Tutti e tre vengono festeggiati il 14 febbraio. 

San Modestino è stato sin dall’inizio conteso da Mercogliano ed Avellino. 

A tal proposito s’intrecciano leggende contrastanti tra di loro. 

Una delle tante, riguarda il momento della traslazione dei corpi dei tre martiri, ritrovati, secondo la tradizione, presso il casale di Urbiniano, non lontano dal castello di Mercogliano. 

Da qui la raffigurazione dei tre Santi sulla porta d’ingresso del castello, denominata “Porta dei tre Santi”. 

Secondo la leggenda avellinese, infatti, le reliquie furono trasferite fino al Duomo di Avellino. 

Viceversa, quella mercoglianese, vuole che tali reliquie rimasero “miracolosamente” in paese. 

Si narra a tal proposito, che un carro guidato da buoi si diresse spontaneamente a Mercogliano per portare le reliquie dei tre Santi. 

Ma al di là di questo, la Chiesa di San Modestino a Mercogliano rimane un luogo di culto verso cui i fedeli indirizzano la loro vocazione. 

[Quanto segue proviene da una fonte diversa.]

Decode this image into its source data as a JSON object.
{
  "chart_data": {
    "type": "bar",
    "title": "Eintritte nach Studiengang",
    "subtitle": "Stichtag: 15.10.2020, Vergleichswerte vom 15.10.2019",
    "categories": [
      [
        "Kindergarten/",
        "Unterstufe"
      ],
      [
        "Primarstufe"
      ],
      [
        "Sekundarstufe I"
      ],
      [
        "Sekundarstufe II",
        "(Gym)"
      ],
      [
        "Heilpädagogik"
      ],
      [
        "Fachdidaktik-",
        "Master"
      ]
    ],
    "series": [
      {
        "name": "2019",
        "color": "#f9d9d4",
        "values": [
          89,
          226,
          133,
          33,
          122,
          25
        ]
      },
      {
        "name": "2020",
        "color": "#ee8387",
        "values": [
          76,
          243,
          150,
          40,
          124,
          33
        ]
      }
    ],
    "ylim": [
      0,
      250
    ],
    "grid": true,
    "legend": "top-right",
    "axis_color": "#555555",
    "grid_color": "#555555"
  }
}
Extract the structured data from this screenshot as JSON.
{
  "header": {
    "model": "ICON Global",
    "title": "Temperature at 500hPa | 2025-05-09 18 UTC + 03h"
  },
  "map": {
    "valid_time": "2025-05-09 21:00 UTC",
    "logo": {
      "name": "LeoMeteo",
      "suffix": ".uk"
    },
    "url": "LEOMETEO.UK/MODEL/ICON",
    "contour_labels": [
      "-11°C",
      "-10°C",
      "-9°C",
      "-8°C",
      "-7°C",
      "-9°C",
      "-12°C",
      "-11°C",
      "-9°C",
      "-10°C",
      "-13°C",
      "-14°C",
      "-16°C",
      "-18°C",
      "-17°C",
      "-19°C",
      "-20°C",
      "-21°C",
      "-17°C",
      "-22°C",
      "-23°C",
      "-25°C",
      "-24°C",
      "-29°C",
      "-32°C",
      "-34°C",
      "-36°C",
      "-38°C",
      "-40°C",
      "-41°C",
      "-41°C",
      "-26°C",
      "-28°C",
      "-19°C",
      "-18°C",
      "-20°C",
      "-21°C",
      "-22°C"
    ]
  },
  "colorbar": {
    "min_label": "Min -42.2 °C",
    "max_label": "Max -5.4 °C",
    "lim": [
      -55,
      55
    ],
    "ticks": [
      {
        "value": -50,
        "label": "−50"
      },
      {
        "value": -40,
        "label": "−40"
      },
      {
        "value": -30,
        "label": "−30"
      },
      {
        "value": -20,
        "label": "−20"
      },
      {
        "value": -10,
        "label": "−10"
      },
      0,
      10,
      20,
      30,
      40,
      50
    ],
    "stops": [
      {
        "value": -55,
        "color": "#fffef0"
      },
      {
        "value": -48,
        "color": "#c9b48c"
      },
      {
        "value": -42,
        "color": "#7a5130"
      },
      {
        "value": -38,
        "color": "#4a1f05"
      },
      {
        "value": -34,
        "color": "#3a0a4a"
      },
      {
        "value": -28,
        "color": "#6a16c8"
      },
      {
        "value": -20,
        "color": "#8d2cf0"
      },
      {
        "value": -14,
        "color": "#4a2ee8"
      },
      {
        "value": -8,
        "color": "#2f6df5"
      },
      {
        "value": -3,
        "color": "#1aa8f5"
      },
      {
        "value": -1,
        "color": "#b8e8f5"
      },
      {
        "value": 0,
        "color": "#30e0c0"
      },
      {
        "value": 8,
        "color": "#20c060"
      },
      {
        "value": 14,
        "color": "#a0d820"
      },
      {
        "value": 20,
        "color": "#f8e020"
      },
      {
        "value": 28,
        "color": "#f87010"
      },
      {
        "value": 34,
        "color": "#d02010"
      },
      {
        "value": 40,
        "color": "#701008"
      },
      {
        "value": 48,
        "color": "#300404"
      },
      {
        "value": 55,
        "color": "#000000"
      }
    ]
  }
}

Anche perché, benché i resti fossero stati trasferiti, il 15 ottobre del 1779, venne fatta una ricognizione dell’antico sepolcro dei tre Santi nella suddetta Chiesa. 

Tale ricognizione fu eseguita dall’Abate Toppi e dall’Arciprete di Mercogliano Niccolò Mansi. 

Concludendo, possiamo dire che la disputa ha sortito in ogni caso un effetto positivo, accrescendo la fede di entrambe le comunità. 

In questa giornata di festeggiamenti è prevista anche la benedizione dei fidanzati, data la concomitanza con la celebrazione di San Valentino. 

Valentino di Terni, detto anche San Valentino da Terni o San Valentino da Interamna, è stato un vescovo e martire cristiano patrono degli innamorati e protettore degli epilettici. 

La tradizione di San Valentino quale protettore degli innamorati, risale all’epoca romana, nel 496 d.C., quando l’allòra Papa Gelasio I, volle porre fine ai lupercalia, gli antichi riti pagani dedicati al dio della fertilità Luperco. 

Questi riti si celebravano il 15 febbraio e prevedevano festeggiamenti sfrenati in contrasto con la morale e l’idea di amore dei cristiani. 

Per “battezzare” la festa dell’amore, il papa decise di spostarla al giorno precedente, dedicato a San Valentino, facendolo diventare in un certo modo il protettore degli innamorati. 

Il 14 febbraio diventa dunque per gli avellinesi una data emblematica. 

Una doppia festa o meglio una doppia ricorrenza, che contrappone le usanze della città al dinamismo dell’amore, da sempre sentimento maggiormente decantato dai poeti di ogni epoca nelle sue infinite forme e sfaccettature….

“L’Amor che move il sole e l’altre stelle…” (Canto XXXIII Paradiso).